MY seven-year-old daughter asked Google Gemini on her grandmother’s phone, “My dad is not playing with me. What should I do to convince him?”
Before I could say anything in my defence, she smiled and said, “Lo sun lo, vo aapko kya keh rahi hai (Listen to what she is telling you).” Gemini said, “Sometimes fathers are busy with work or feel tired, so they may not have time to play. You can politely ask him when he is free and tell him that you really want to spend some time with him. You can also choose a small game that does not take much time...”
The episode made me happy, uncomfortable and thoughtful. Happy, because a child trusted technology to express an emotion she perhaps felt I was too busy to sense. Uncomfortable, because that question was not really meant for an app, but for me. Thoughtful, because it showed the reality of our lives and our changing priorities.
Children today are growing up in a world where answers come instantly and devices respond right away. Parents are often busy: working, scrolling on their phones, worrying about responsibilities or telling themselves they will find time for kids later.
What struck me most was not that my daughter spoke to an AI “assistant”, but why she did it. She didn’t ask it a homework question or a spelling doubt. She asked for a strategy. The app responded kindly. But kindness is no substitute for a parent’s presence.
This is not an argument against technology. In fact, technology has given wider access to knowledge. But it raises an uncomfortable question: are digital tools filling emotional gaps we didn’t even realise we were creating?

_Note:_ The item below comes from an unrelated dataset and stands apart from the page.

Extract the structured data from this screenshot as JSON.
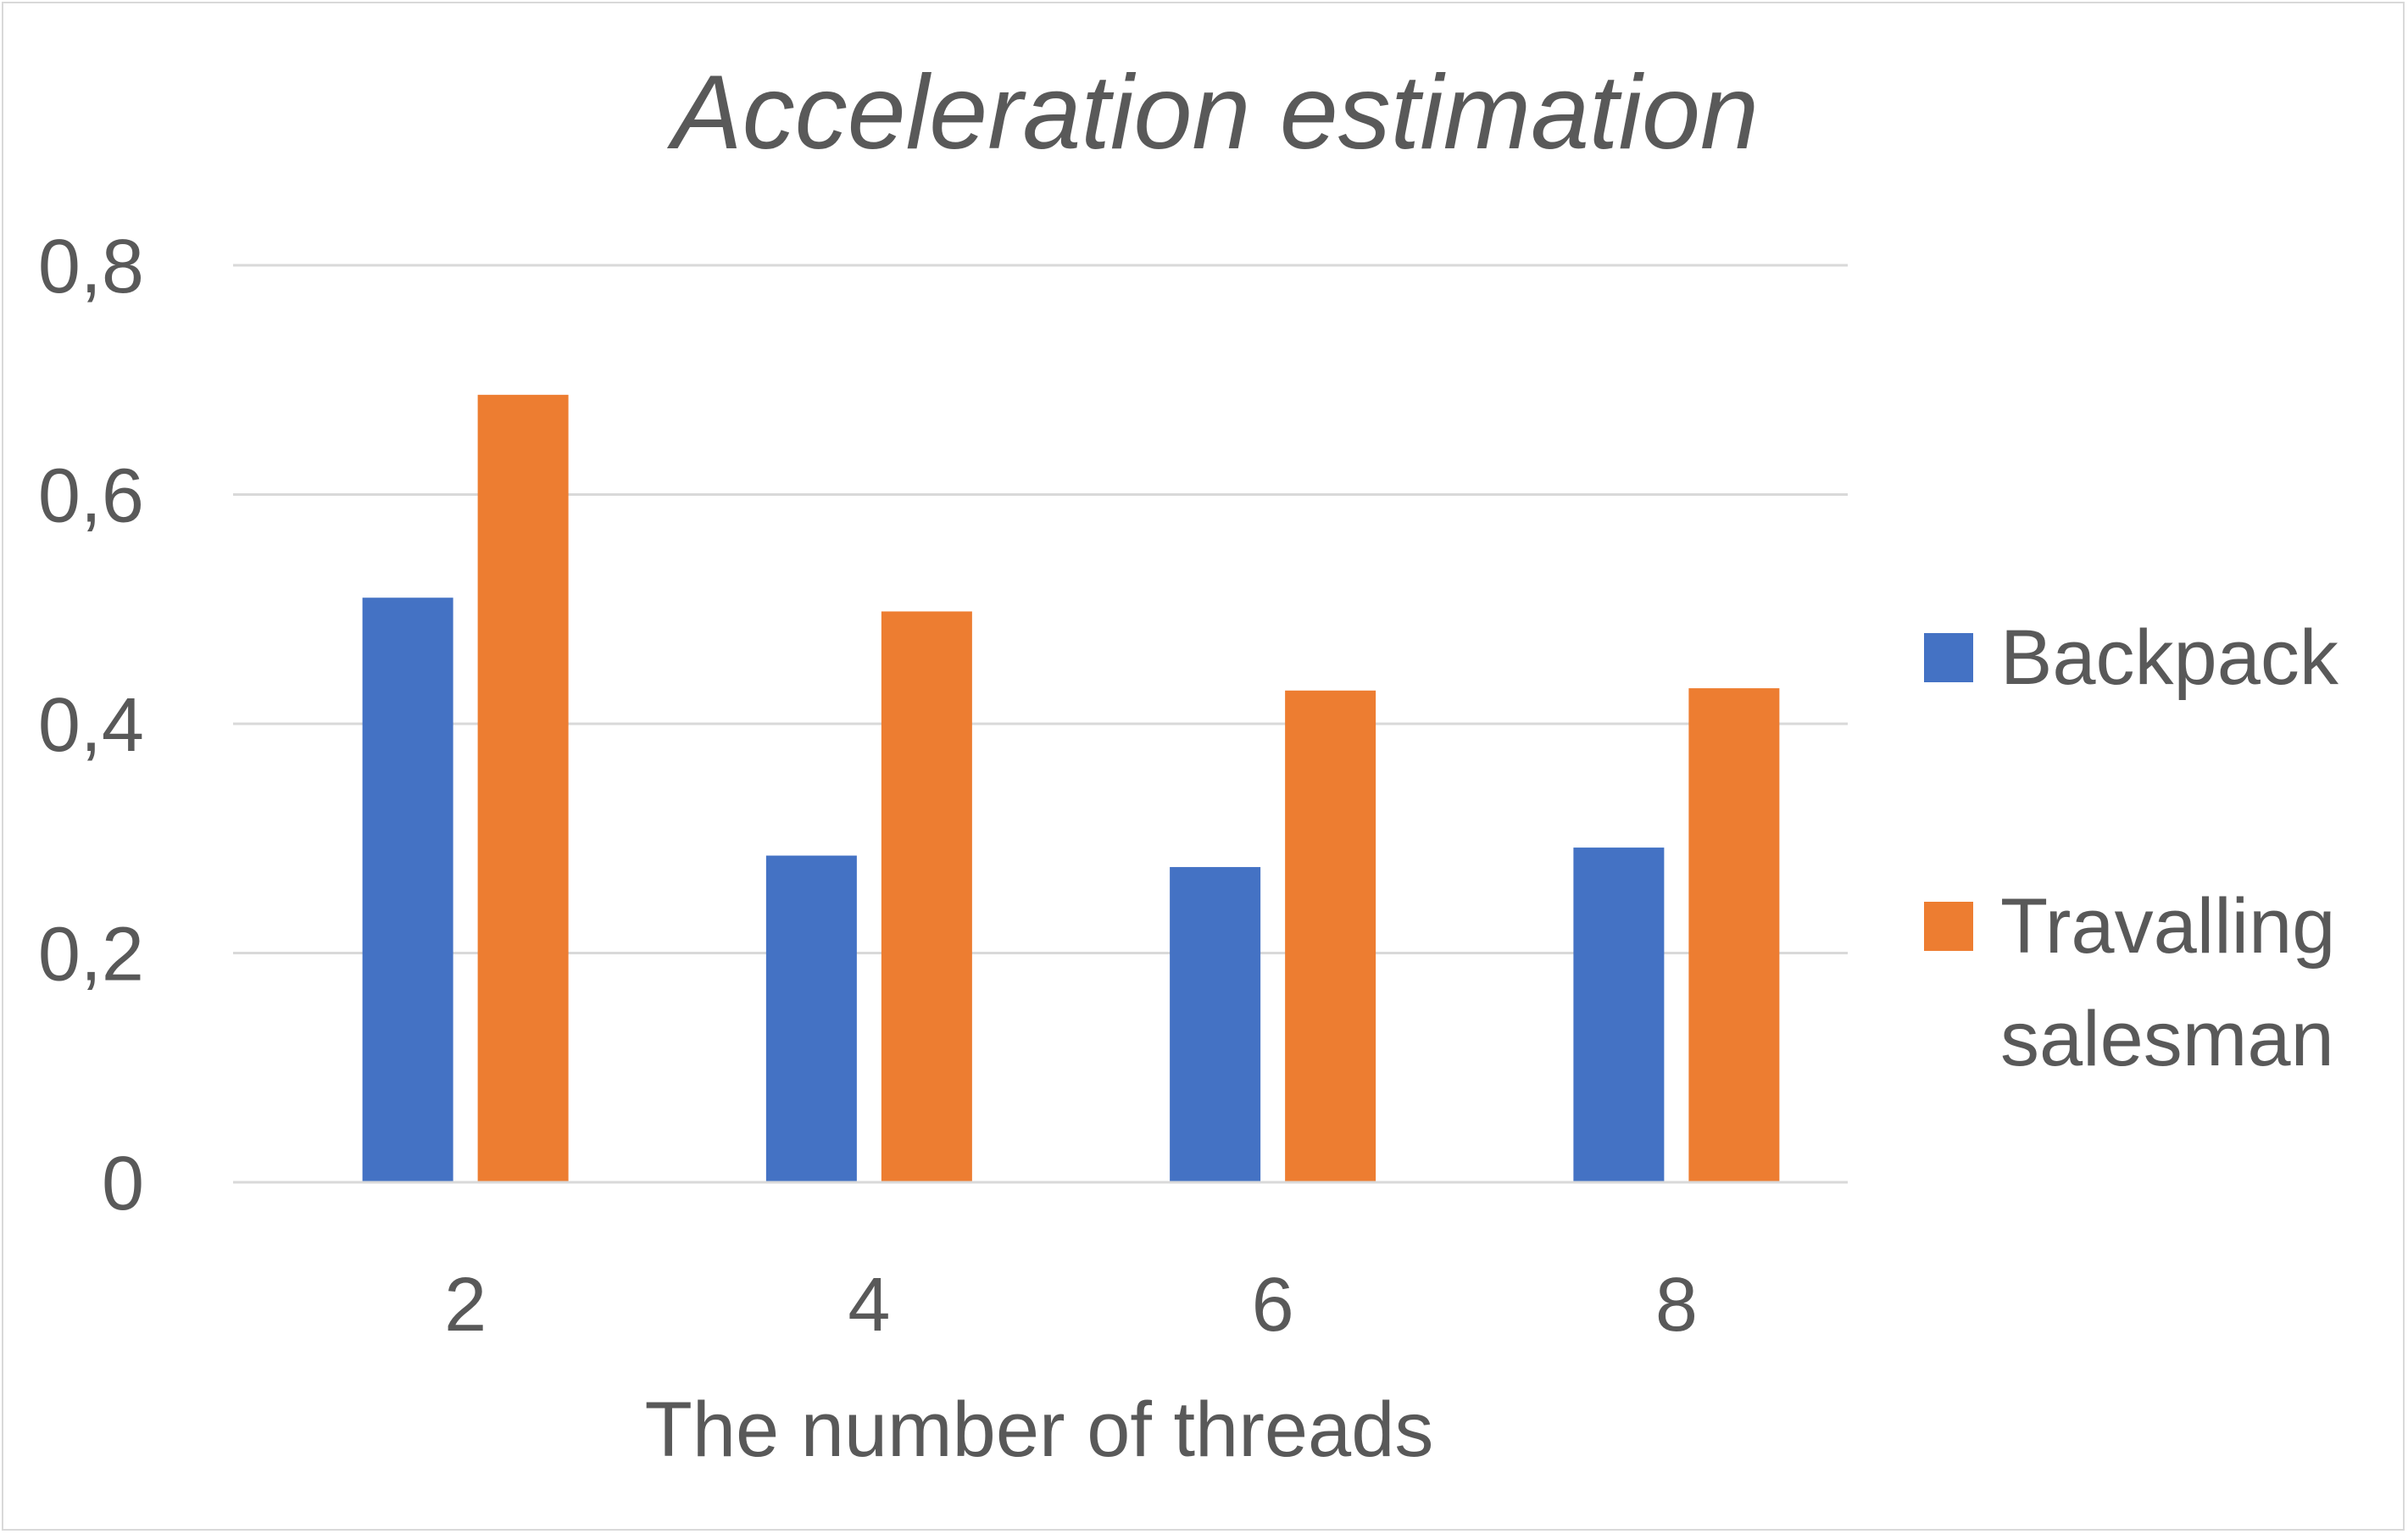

Children of earlier generations made complaints to grandparents, siblings, neighbours — or to nobody. Today, a child can ask a machine how to get her father’s attention.

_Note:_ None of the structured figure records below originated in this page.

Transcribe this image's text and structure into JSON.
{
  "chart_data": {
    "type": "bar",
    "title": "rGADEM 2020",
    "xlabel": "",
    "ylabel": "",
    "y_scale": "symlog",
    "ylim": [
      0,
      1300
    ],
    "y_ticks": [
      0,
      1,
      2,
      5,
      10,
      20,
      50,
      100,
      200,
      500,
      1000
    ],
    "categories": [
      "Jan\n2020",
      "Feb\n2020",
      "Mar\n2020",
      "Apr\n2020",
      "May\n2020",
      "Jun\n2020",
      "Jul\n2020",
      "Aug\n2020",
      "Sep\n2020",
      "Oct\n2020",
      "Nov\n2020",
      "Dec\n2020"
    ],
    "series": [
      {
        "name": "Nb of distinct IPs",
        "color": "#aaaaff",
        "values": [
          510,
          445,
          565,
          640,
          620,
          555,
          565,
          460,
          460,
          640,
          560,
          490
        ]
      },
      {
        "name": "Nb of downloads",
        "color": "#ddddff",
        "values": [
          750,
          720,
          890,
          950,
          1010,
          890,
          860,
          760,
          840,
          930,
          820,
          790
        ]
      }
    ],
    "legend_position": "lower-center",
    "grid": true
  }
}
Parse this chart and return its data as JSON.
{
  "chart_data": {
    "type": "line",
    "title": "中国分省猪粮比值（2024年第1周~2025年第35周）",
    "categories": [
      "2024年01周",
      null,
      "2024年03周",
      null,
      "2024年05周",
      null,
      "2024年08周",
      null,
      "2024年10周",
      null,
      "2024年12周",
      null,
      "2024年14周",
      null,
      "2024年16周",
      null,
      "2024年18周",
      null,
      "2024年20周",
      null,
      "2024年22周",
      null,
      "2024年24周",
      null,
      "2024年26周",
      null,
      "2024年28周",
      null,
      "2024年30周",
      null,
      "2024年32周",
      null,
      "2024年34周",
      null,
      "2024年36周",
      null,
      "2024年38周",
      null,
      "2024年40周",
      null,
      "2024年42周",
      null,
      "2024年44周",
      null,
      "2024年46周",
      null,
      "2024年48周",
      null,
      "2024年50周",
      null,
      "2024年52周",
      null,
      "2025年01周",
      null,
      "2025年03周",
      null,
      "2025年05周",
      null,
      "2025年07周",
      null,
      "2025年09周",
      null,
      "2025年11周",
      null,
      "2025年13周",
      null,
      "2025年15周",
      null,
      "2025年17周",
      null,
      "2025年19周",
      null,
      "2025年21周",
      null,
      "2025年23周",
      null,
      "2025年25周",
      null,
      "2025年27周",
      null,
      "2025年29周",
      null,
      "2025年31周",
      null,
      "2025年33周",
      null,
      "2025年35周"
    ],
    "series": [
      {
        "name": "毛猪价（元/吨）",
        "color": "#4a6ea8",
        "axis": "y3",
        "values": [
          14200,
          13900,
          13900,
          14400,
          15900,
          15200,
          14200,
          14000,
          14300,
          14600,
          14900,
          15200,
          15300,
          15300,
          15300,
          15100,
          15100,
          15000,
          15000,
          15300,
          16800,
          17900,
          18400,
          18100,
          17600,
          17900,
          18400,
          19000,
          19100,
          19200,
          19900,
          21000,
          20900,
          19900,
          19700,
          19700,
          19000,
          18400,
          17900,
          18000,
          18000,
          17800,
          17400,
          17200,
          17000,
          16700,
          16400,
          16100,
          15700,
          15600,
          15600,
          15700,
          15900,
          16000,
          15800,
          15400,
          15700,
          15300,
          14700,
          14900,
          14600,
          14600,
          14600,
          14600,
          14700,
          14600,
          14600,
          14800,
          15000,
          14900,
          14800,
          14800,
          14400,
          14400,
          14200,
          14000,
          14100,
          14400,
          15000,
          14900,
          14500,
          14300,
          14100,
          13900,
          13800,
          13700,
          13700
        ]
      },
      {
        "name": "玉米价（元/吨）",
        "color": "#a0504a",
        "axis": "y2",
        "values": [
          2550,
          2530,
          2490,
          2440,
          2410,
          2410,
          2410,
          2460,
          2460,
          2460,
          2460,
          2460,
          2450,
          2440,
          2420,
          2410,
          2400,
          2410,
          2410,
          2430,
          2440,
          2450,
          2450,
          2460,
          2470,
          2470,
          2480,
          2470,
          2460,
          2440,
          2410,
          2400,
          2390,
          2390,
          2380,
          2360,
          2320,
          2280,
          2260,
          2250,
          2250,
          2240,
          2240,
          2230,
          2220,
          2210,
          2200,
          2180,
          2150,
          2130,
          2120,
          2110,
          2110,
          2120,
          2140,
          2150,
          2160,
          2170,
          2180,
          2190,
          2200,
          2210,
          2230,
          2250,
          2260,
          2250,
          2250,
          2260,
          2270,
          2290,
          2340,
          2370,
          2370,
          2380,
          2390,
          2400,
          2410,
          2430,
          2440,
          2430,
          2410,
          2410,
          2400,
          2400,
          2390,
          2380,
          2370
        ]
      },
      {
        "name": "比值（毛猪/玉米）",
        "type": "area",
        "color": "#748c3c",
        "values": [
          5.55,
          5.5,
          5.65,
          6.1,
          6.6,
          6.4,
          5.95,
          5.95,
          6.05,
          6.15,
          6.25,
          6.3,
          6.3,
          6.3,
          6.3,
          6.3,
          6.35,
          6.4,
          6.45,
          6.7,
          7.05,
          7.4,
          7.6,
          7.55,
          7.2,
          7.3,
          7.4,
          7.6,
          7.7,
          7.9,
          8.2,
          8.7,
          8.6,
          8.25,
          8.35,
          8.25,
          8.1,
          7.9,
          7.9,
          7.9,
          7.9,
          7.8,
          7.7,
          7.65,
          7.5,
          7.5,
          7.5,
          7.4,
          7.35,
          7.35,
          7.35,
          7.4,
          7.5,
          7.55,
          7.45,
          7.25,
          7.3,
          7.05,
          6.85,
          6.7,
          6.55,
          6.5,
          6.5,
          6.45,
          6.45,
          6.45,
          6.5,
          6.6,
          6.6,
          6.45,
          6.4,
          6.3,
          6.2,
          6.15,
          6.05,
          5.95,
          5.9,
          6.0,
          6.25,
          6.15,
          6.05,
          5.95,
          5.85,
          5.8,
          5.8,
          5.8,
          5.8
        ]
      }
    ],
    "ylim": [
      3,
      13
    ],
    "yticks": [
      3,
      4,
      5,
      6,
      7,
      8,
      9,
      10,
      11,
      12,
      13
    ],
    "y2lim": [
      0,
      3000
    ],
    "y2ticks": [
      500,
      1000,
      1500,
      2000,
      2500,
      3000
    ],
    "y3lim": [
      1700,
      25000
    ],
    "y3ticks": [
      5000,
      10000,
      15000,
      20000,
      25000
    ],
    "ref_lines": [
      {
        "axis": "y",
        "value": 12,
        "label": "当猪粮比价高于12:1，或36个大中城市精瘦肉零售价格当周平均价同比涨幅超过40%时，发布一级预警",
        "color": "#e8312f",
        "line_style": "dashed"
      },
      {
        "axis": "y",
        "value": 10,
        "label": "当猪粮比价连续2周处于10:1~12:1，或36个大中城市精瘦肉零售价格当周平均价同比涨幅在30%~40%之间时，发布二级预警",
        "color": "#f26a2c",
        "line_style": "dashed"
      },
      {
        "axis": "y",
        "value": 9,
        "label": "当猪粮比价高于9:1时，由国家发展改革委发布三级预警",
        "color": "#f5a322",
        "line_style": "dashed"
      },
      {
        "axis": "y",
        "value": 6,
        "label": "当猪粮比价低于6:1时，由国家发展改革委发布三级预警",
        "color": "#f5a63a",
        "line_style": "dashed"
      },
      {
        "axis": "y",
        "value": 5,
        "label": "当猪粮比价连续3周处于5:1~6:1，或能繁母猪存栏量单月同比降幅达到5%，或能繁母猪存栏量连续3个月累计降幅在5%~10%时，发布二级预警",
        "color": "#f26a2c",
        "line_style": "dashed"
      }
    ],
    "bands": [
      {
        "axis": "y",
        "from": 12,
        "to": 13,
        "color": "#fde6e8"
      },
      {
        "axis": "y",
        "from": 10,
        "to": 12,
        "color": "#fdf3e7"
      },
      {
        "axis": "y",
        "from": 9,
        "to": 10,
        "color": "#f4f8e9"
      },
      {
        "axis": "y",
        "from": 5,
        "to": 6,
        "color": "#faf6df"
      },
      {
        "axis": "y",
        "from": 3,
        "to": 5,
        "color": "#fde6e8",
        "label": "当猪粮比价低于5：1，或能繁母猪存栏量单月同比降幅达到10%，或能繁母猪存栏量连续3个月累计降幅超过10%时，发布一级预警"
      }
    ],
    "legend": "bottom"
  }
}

Parenting has never been easy, and guilt has always been part of it. But modern parenting comes with a unique challenge. We want to give our children everything, yet we often struggle to give them the thing they want the most — time.
When a child says, “My dad is not playing with me,” she is not asking for a toy or a game. She is asking for a chance to be heard.
The grandmother’s gentle remark from the kitchen — “sun le (listen to her)” — was a reminder many of us need. Children speak in simple sentences, but their meanings are layered. If we don’t listen carefully, they may stop telling us altogether or start telling someone else.
Perhaps the real lesson is not about AI mesmerising kids, but about adults drifting away from them. If children are turning to digital tools for advice on how to connect with parents, adults need to ask themselves why this is so.
That evening, I played with my daughter. Not out of guilt, but out of gratitude, and for the chance to listen before it was too late.